In the present paper, for the first time, theoretical analysis for static, dynamic, and transient responses of micro-plates made of different materials were comprehensively performed. The constitutive relations of analyzed materials satisfy assumptions of the modified couple stress theory. Additionally, values of length scale parameters of studied materials are taken from well-established experimental results presented in the literature. A generalized model of micro-plates made from Cu, Ni, Ti, and Epoxy satisfies assumptions of Reissner–Mindlin plate theory. The formulated generalized boundary value problem is solved by analytical and the radial basis function finite difference (RBF-FD) methods.
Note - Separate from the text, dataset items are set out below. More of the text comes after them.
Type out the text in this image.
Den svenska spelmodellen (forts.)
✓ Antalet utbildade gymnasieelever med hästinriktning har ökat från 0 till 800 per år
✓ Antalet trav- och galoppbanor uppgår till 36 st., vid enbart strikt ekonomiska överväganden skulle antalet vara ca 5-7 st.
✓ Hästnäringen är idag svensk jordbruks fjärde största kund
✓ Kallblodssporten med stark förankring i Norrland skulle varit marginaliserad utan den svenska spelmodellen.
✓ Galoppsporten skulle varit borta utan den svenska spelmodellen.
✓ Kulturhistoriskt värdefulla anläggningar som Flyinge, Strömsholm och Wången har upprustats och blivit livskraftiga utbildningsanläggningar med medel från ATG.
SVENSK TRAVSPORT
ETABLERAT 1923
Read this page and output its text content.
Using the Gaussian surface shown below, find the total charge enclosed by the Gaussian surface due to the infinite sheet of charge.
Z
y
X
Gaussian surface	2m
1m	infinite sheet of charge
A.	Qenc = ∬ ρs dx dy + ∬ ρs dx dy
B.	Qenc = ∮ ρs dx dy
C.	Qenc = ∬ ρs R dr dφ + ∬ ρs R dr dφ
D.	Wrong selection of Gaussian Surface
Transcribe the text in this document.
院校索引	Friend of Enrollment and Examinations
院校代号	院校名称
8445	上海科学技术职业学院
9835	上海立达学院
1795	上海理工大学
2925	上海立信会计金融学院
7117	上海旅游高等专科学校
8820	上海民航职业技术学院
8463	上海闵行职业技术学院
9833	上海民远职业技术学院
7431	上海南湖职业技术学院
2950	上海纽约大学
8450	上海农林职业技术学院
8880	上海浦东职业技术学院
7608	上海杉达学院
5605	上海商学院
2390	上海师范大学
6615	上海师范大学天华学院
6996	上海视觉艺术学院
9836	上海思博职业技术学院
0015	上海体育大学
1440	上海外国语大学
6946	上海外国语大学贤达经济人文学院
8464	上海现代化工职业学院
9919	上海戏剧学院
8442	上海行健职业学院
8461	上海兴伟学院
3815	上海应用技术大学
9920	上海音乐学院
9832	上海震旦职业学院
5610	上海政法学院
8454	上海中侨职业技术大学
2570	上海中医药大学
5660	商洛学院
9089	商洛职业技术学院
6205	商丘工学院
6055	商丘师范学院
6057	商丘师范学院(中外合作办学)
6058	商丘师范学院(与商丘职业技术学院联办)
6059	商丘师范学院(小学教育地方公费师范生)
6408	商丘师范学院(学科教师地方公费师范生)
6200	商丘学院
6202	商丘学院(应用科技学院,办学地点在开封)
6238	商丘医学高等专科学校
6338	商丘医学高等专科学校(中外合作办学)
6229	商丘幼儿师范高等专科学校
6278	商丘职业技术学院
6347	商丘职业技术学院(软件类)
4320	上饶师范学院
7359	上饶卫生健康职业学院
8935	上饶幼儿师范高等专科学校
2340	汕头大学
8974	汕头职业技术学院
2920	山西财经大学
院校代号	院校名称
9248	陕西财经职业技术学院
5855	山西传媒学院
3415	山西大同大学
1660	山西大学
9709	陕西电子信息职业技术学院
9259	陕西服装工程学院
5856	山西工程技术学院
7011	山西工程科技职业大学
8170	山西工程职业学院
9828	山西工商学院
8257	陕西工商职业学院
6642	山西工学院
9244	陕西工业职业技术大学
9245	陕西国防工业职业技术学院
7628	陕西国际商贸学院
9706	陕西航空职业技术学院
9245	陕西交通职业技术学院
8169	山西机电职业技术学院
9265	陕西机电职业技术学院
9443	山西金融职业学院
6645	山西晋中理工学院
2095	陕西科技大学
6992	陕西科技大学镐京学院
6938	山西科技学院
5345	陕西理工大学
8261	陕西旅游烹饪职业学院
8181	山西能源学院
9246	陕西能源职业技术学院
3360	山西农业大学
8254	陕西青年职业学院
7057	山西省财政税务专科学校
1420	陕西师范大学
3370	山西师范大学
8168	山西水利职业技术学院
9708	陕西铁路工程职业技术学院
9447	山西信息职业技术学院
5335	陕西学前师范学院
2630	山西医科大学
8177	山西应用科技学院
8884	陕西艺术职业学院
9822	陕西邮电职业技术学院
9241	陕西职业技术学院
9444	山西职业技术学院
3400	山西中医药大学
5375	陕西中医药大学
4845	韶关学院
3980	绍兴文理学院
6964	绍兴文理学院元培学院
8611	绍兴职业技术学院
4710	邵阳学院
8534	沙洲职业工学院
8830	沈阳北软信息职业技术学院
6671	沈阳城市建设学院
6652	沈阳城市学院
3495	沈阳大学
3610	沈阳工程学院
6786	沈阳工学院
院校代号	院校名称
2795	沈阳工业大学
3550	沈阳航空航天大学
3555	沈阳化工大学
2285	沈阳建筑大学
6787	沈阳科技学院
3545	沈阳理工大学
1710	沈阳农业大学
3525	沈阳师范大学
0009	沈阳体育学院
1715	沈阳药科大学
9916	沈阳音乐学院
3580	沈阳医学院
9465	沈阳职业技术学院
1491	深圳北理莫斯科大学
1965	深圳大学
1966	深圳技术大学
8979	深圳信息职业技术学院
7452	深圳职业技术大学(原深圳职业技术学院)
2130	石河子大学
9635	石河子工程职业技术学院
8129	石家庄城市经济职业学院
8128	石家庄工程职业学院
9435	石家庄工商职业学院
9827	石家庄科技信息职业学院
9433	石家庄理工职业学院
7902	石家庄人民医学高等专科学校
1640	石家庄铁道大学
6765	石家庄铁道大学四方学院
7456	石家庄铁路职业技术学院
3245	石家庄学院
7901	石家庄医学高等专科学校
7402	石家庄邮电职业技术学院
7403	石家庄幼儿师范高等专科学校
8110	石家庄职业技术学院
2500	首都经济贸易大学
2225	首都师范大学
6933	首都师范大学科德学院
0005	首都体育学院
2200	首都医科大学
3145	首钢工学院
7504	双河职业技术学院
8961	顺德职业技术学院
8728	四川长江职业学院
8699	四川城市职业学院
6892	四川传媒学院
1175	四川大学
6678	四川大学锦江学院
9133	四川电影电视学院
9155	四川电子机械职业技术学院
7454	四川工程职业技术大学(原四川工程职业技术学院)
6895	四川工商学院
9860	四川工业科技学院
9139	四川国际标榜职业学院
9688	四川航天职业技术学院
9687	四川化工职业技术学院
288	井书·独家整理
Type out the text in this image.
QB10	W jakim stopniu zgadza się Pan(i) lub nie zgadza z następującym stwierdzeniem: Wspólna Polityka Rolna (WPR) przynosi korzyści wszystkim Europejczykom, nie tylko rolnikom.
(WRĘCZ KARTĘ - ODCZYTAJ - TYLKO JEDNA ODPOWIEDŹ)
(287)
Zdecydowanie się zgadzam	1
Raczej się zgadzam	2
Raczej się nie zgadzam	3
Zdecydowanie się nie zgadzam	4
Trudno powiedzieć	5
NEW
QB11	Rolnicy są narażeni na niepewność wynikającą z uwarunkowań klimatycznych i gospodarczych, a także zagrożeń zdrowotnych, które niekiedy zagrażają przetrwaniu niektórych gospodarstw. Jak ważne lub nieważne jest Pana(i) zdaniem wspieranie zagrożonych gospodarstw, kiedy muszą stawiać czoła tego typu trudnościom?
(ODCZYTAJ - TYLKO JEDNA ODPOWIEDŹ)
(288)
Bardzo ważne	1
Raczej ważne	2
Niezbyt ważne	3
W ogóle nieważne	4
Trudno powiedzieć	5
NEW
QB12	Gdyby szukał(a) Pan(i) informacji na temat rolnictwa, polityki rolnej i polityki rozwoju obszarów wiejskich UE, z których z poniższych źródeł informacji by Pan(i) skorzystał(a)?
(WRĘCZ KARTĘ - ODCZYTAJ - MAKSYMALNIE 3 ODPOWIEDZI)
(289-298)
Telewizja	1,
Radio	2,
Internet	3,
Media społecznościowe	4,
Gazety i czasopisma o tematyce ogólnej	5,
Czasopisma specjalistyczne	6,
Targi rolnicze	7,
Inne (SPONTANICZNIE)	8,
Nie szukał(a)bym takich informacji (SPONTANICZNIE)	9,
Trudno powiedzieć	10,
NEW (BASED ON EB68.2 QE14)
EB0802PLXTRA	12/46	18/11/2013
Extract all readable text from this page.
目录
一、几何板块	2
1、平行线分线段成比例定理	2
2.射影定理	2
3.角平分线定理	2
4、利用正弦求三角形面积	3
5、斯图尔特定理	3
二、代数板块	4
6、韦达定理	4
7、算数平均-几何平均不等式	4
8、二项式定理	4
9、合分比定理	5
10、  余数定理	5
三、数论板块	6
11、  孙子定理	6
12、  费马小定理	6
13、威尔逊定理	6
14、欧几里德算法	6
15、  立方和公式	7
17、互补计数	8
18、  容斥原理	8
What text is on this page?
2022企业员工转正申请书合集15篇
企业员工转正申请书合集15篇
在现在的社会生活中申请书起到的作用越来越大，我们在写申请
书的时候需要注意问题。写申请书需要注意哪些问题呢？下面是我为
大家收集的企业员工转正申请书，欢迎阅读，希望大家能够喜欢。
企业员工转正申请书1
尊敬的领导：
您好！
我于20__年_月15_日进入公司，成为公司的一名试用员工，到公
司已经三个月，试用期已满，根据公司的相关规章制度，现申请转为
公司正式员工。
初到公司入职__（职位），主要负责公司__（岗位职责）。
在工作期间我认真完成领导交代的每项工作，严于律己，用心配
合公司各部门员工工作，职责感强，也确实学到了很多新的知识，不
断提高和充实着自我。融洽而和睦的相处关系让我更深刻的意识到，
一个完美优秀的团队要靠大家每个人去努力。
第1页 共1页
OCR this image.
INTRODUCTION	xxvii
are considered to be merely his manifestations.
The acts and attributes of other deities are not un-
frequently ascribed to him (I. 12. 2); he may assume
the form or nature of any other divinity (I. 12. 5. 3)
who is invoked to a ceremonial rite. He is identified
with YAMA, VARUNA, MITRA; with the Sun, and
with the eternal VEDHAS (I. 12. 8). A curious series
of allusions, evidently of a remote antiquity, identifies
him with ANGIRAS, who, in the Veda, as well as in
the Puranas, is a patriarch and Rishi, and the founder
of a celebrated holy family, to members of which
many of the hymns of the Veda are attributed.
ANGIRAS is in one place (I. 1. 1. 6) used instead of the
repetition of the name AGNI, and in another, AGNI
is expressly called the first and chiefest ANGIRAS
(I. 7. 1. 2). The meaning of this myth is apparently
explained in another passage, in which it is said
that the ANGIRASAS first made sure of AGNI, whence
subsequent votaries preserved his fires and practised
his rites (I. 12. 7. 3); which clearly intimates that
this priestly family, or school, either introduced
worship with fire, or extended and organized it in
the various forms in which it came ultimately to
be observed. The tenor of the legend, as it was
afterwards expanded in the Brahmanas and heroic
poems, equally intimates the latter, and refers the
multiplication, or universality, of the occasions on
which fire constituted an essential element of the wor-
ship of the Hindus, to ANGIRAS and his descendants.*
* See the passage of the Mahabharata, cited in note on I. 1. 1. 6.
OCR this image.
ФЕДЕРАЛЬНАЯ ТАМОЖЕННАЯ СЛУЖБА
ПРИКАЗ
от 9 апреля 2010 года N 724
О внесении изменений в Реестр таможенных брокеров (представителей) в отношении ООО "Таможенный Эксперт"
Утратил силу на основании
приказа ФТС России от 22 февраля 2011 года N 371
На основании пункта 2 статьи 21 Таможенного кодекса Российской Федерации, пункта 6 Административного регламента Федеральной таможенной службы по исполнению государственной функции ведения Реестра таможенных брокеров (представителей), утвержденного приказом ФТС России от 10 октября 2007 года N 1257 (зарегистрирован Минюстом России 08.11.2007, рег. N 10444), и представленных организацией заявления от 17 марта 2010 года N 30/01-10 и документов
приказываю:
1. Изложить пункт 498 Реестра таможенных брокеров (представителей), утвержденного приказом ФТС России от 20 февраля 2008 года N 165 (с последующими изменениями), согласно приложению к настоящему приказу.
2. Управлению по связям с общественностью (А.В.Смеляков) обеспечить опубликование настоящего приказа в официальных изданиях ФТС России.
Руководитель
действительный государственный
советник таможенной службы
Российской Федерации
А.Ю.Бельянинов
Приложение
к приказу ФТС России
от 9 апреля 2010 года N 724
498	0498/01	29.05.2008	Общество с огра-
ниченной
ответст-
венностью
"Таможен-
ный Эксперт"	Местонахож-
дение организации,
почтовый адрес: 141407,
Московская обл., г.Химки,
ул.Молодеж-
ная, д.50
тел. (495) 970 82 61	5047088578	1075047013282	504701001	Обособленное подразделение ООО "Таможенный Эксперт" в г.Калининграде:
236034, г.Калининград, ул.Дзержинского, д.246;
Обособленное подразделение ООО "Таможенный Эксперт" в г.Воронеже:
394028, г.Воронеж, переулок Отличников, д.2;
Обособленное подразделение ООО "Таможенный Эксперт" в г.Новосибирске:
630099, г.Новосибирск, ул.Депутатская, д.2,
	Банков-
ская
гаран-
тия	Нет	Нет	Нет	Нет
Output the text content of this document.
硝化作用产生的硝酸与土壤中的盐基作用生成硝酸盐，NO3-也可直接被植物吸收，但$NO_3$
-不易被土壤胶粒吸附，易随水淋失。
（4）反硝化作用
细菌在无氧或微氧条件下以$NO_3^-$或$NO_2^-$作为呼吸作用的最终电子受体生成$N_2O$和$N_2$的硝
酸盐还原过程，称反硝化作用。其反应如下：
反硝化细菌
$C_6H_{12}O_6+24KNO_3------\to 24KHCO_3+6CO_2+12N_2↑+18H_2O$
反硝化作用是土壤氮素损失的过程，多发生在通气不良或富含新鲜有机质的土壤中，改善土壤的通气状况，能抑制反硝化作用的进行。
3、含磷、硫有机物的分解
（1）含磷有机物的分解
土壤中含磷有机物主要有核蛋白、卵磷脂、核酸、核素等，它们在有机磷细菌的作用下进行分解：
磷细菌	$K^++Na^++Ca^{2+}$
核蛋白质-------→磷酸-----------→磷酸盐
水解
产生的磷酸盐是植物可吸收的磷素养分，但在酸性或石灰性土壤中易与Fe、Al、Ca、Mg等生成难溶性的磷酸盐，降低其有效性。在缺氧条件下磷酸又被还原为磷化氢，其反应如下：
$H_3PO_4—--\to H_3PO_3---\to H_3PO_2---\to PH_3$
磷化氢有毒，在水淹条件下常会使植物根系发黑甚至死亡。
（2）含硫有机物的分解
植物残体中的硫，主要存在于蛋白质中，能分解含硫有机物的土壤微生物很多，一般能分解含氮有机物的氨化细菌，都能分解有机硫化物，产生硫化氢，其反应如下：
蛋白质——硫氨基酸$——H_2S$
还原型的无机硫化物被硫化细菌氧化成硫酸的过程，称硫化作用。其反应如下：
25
A convergence study is performed to show the advantages and correctness of the obtained numerical solution. The meshless numerical method is easy to implement and it provides accurate results that are in excellent agreement with analytical solutions. Effects of material parameters, boundary conditions, and assumptions of classical and the modified couple stress theory on the static bending, free vibration and transient responses of micro-plates are presented and discussed.

本文首次对不同材料微板的静态、动态和瞬态响应进行了综合理论分析。分析材料的本构关系满足修正偶应力理论的假设。此外，所研究材料的长度尺度参数值取自文献中提出的成熟的实验结果。由 Cu、Ni、Ti 和环氧树脂制成的微板的广义模型满足 Reissner-Mindlin 板理论的假设。通过解析和径向基函数有限差分（RBF-FD）方法解决了公式化的广义边值问题。进行收敛性研究以显示所获得数值解的优点和正确性。无网格数值方法易于实施，它提供了与解析解非常一致的准确结果。介绍和讨论了材料参数、边界条件以及经典和修正耦合应力理论对微板静态弯曲、自由振动和瞬态响应的假设的影响。